The north Wales club withdrew their licence application at the 11th hour ahead of yesterday's announcement at Old Trafford, meaning their three-year stay in the top flight will come to an end when the current season does.
The decision of club owners Geoff Moss and Ian Roberts was not relayed to the players until a matter of minutes before the announcement, though, prompting a number of them to make furious, expletive-laden statements via Twitter.
Underpinning some of their anger is the fact they are still owed money by the club relating to a pension scheme, and a number of them contacted the RLPA to seek advice.
The RFL have confirmed they are aware of the matter, and are looking for a way they can assist the players.
“Clearly this is a difficult time for everyone at Crusaders as there is a great deal of uncertainty following Tuesday’s announcement,” said chief operating officer Ralph Rimmer.
“We are exploring the option of Crusaders participating in the Co-operative Championship next season and are in constant touch with club officials.
“I contacted the Rugby League Players’ Association at 11.02am on Tuesday morning and have a series of meetings planned over the next few weeks at which we hope to address many of the issues facing the Crusaders players and staff.”
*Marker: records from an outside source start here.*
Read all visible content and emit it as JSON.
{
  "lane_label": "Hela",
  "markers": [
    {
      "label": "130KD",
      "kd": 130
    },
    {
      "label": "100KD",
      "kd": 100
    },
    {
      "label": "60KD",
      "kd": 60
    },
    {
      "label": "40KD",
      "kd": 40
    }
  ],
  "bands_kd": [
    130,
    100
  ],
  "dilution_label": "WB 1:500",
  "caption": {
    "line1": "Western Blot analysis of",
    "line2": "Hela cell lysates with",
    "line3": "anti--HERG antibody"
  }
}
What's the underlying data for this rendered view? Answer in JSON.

Gareth Thomas, the dual-code legend, is the Crusaders' most high-profile player and he has criticised Moss and Roberts for being on holiday at the time of the announcement, while it is understood the players are furious that Moss and chief executive Rod Findlay recorded interviews explaining the move for the league's official website on Monday night.
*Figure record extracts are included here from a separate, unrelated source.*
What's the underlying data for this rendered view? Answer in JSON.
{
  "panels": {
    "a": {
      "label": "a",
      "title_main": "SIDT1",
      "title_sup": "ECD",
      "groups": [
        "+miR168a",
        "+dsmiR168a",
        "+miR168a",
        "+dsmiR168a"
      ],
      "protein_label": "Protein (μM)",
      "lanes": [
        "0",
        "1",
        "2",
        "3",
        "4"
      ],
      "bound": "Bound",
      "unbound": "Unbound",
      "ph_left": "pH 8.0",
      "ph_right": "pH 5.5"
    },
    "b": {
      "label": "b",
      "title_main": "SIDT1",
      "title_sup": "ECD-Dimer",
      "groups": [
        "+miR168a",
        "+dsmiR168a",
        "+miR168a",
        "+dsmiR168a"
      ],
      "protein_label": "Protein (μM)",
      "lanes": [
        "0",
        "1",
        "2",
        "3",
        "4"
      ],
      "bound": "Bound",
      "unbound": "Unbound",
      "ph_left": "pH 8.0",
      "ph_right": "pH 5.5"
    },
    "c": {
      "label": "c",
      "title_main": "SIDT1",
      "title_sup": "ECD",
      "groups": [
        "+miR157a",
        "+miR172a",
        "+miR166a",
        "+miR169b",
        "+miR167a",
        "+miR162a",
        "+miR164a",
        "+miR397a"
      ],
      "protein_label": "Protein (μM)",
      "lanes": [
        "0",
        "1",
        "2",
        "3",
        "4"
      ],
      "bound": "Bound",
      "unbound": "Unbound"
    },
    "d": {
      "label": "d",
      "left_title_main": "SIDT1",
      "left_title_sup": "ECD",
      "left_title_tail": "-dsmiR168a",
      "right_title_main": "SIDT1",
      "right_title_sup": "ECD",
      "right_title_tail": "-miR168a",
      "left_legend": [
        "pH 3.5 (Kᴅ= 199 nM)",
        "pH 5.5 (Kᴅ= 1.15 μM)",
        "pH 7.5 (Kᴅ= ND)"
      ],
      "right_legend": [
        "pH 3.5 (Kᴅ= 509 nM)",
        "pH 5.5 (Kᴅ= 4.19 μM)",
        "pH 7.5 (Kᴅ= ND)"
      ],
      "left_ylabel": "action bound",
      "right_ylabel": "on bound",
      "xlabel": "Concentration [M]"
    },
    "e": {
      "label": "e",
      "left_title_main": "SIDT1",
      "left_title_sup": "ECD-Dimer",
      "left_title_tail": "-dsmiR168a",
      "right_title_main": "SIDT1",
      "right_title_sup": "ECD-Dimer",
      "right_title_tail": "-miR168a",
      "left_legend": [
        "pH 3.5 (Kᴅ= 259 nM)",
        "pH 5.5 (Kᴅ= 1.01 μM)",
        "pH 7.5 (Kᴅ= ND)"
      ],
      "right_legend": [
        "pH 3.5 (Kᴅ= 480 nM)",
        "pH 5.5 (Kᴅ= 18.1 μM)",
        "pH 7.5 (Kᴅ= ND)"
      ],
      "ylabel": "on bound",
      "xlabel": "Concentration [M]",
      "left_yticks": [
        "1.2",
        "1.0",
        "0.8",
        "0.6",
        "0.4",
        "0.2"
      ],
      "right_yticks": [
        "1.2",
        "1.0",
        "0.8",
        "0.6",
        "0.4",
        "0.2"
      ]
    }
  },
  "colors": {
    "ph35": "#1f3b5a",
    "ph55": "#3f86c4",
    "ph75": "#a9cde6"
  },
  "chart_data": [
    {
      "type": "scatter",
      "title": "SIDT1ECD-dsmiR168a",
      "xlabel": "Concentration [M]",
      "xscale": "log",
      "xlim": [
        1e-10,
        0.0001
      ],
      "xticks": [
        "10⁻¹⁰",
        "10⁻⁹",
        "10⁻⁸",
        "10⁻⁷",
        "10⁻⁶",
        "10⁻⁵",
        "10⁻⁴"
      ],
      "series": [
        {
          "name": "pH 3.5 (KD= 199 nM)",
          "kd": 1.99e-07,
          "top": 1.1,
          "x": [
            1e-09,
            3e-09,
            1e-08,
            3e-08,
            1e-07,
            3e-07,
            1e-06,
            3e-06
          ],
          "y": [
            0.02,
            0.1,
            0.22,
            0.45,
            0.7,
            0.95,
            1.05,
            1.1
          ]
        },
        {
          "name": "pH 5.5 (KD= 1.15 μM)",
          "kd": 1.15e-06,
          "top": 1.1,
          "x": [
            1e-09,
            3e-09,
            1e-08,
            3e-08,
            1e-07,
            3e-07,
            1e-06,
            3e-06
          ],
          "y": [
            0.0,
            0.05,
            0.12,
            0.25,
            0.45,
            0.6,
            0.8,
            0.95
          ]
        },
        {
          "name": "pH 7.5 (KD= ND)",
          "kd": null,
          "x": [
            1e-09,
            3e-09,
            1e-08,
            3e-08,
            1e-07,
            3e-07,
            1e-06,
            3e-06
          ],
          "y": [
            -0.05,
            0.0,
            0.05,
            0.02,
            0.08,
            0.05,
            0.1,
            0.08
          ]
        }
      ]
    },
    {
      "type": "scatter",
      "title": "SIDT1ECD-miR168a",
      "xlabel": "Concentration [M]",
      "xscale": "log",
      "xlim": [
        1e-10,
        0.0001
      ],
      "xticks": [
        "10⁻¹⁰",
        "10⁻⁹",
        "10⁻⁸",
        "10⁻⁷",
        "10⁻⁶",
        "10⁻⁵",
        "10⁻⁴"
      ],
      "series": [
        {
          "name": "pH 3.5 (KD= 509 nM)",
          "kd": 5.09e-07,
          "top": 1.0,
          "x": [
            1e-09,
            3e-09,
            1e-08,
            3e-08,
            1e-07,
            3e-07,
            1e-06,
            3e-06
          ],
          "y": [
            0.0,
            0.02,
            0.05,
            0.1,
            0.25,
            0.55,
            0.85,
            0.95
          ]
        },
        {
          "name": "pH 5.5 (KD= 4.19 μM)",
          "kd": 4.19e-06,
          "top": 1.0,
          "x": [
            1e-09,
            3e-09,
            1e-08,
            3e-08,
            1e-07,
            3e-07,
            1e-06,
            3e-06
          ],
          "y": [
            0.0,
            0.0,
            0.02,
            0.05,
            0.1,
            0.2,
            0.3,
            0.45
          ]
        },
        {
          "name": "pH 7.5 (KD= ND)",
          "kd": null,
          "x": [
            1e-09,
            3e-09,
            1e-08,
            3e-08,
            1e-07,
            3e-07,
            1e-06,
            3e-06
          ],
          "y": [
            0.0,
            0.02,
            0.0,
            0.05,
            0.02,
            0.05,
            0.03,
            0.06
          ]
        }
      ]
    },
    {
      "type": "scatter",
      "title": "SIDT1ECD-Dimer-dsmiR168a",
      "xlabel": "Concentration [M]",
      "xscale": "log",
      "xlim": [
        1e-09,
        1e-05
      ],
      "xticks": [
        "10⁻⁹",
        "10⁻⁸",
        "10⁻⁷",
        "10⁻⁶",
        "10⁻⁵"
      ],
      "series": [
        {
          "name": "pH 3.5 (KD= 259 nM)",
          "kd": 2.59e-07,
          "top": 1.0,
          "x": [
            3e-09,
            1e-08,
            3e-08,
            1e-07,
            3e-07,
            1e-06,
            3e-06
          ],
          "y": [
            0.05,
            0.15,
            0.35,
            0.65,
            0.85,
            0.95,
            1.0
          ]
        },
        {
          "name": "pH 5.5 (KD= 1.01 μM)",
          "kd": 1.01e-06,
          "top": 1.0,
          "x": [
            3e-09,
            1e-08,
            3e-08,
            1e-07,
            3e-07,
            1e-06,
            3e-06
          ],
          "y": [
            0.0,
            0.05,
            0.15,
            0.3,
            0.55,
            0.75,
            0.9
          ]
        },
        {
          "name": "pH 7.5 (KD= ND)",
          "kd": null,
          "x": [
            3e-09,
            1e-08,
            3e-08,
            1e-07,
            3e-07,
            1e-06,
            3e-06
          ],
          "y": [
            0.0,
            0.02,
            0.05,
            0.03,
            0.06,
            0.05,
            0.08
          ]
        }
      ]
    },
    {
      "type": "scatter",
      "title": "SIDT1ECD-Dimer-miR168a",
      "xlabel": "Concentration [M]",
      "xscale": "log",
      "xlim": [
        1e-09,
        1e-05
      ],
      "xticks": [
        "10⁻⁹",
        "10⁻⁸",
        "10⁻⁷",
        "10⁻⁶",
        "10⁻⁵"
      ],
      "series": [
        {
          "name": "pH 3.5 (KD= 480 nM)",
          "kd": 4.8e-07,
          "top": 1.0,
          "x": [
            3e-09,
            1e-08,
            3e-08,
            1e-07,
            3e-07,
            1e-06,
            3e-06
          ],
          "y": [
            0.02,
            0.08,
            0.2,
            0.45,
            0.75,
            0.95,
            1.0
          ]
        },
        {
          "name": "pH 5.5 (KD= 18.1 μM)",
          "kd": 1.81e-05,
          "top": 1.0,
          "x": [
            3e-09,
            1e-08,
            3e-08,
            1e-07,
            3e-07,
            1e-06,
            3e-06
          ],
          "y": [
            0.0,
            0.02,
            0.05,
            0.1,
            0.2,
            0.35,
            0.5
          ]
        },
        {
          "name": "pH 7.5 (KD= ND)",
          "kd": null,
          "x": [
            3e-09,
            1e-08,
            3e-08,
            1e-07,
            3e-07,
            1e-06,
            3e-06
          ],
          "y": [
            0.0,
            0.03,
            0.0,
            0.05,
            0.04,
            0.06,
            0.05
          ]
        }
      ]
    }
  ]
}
Crusaders, bottom of the table, have five fixtures left to fulfil, and doubts had been raised over whether that would happen, with so many players - in an already threadbare squad - disgruntled.
But one of them, Lloyd White, insists they will make it through to September, starting at Wakefield Trinity Wildcats - one of the club's spared by Crusaders' demise - on Sunday.
“We're definitely going to stick it out,” White told BBC Sport.
“We don't have to play for anyone else. We play for ourselves and the fans now.
“I think it would be good for ourselves to go out and try to put a few performances together. It's going to be hard, we all know that.
“There are still boys who need to play (to) try to get contracts like myself. Obviously everyone needs to get contracts now.
“People like myself, Michael Witt, Rhys Hanbury, Ben Flower all signed long-term deals at the club.
“We should be getting paid until the end of the year, but we haven't been promised that. It's all up in the air.”